Mentre in Russia i media di regime (tutti) dedicano poche righe a Navalny e grande spazio al ritorno in tavola delle banane e dei gamberetti, che finora scarseggiavano per le sanzioni, in Italia i media di regime (tutti tranne due o tre) riservano pagine e pagine a Navalny e neppure una riga all’udienza dell’Alta Corte di Londra sull’estradizione di Assange negli Usa. Repubblica, come sempre, batte tutti: 7 pagine su Navalny e non una sillaba su Assange, recluso da 12 anni a Londra, prima nell’ambasciata d’Ecuador poi in carcere, che ora rischia di marcire in una galera americana per il resto dei suoi giorni per aver documentato i crimini di guerra della Nato.
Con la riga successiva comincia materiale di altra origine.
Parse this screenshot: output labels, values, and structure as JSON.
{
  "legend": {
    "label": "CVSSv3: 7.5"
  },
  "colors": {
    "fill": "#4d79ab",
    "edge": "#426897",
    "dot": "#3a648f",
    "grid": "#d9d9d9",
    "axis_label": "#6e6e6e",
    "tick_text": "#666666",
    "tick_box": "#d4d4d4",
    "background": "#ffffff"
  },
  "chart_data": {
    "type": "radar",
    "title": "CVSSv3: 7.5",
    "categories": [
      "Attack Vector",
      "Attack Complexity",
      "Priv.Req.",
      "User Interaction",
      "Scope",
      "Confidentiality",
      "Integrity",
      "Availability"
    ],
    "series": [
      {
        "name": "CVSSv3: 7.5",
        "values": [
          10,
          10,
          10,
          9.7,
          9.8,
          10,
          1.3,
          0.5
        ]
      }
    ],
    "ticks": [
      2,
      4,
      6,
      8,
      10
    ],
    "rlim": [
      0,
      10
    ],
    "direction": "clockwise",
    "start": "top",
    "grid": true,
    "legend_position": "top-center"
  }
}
Anziché vergognarsi, Stefano Cappellini rivendica la censura: “Chi si impunta a cambiare discorso per parlare di Assange lo fa con un obiettivo chiarissimo e ripugnante: sminuire la morte di Navalny e suggerire che l’Occidente fa come o peggio di Putin”. E va capito: chi fa pseudogiornalismo embedded non riesce a concepire il vero giornalismo contro il potere. Il poveretto finge di non sapere che l’udienza su Assange è una notizia e va data a prescindere dal giudizio (poteva parlarne e poi chiedere la garrota). O forse pensa che il Fatto si sia messo d’accordo mesi fa con l’Alta Corte per fissare l’udienza il 20 febbraio dopo aver saputo da Putin (e da chi se no?) che Navalny sarebbe morto il 16.

Ribaltare il suo sragionamento a pene canino sarebbe facile: chi cambia discorso per parlare di Navalny lo fa allo scopo ripugnante di sminuire la persecuzione di Assange. Ma significherebbe ridursi al suo livello, cioè sottozero. Noi, per strano che possa sembrargli, proviamo lo stesso sdegno per i perseguitati da tutti i regimi: Navalny (malgrado le sue idee razziste), Assange, Khashoggi (segato a pezzi dai servizi di Bin Salman), Gonzalo Lira (il blogger cileno e cittadino Usa arrestato perché criticava Zelensky e morto in un carcere ucraino), Andrea Rocchelli (il reporter italiano assassinato dalle truppe ucraine nel 2014 mentre documentava la guerra civile in Donbass e ancora in attesa di giustizia). Versiamo le stesse lacrime per i civili caduti in tutte le guerre: ucraini uccisi dai russi, ucraini del Donbass ammazzati dagli ucraini di Kiev, israeliani trucidati da Hamas, palestinesi sterminati da Israele. E siamo antifascisti contro tutti i fascisti: quelli italiani ed europei (inclusi i fascio-atlantisti finlandesi e baltici), quelli russi della Wagner e del nazionalismo navalnyano, quelli ucraini dell’Azov e di alcuni partiti filo-Zelensky. E non vediamo l’ora che qualcuno stili la hit parade dei crimini di guerra per scoprire se “l’Occidente fa come o peggio di Putin”. Nell’attesa, l’Occidente ha già stravinto a mani basse un campionato: quello dell’ipocrisia.